E. coli genetic types identified by RAPD analysis with primer 1290. Lanes 1 and 22, 100-bp ladder (Roche Molecular Biochemicals); lane 2, RAPD 1290 pattern R (isolate 29); lane 3, FF (isolate 21411); lane 4, T (isolate 4479); lane 5, EE (isolate 23120); lane 6, U (isolate 22559); lane 7, Z (isolate 42614B); lane 8, Y (isolate 40362); lane 9, S (isolate A1-72); lane 10, GG (isolate 37); lane 11, HH (isolate 55-1); lane 12, V (isolate 4517A); lane 13, AA (isolate 1888); lane 14, Q (isolate 39737); lane 15, DD (isolate 18397); lane 16, X (isolate 27315); lane 17, BB (isolate 29610); lane 18, CC (isolate 12279); lane 19, W (isolate 1745); and lane 21, no-DNA control. E. coli K-12 LE392 (lane 20) served as an internal control for reproducibility of every RAPD analysis run.

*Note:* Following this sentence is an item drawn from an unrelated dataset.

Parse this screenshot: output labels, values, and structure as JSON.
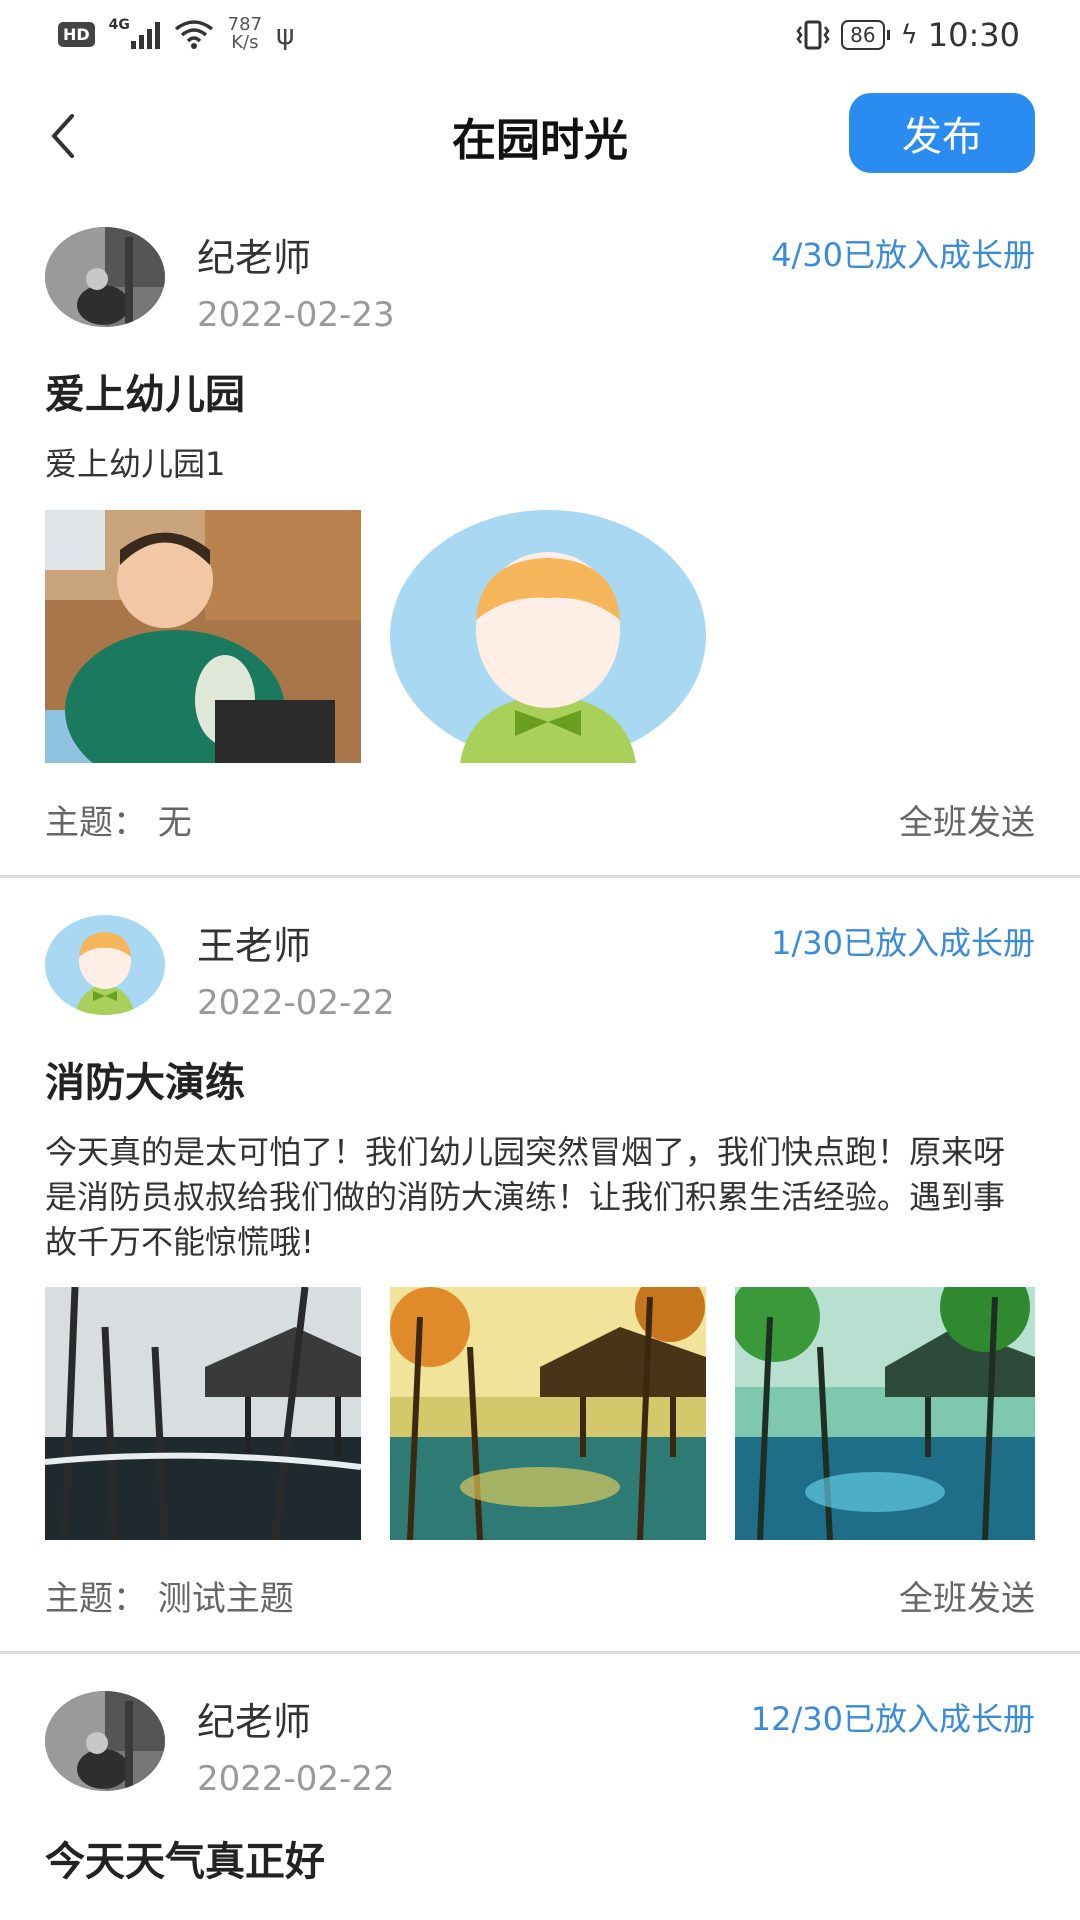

Since no interpretative criteria have been developed for analysis of RAPD PCR patterns, DNA patterns with one or more band differences were given a different alphabetical designation.

FIG. 4.

Plasmid profiles of canine E. coli isolates. Lanes 1 and 24, supercoiled DNA ladder; lane 2, V517, plasmid control strain; lane 3, isolate A1-72; lane 4, isolate 1745; lane 5, isolate 1888; lane 6, isolate 4479; lane 7, isolate 4517A; lane 8, isolate 12279; lane 9, isolate 18397; lane 10, isolate 18813; lane 11, 22559; lane 12, isolate 25055a; lane 13, isolate 25055b; lane 14, isolate 25055a; lane 15, isolate 27315; lane 16, isolate 29610; lane 17, isolate 39737; lane 18, isolate 40362, lane 19, isolate 42614A; lane 20, isolate 42614B; lane 21, isolate 22; lane 22, isolate 34; and lane 23, isolate 53. The asterisk indicates the position of chromosomal DNA on the gel.

FIG. 5.

Gene cassette(s) in class 1 integrons of nosocomial E. coli. The gene cassette(s) present within the class 1 integron integration site (attI) was amplified by PCR with oligonucleotide primers specific for conserved sequences 5′ and 3′ of the attI site (32). PCR amplifications were done with canine E. coli isolates positive for the intI1class 1 integrase gene, a marker for class 1 integrons. Lanes 2 to 10, canine E. coli isolates with representative PCR amplicons associated with class 1 integrons in nosocomial isolates; lane 1, 1-kb ladder (Roche Molecular Biochemicals); lane 2, E. coli isolate 1745; lane 3, isolate 1888; lane 4, isolate 4479; lane 5, isolate 4517A; lane 6, isolate 12279; lane 7, isolate 18397; lane 8, isolate 21411; lane 9, isolate 39737; lane 10, isolate 38; and lane 11, no-DNA control.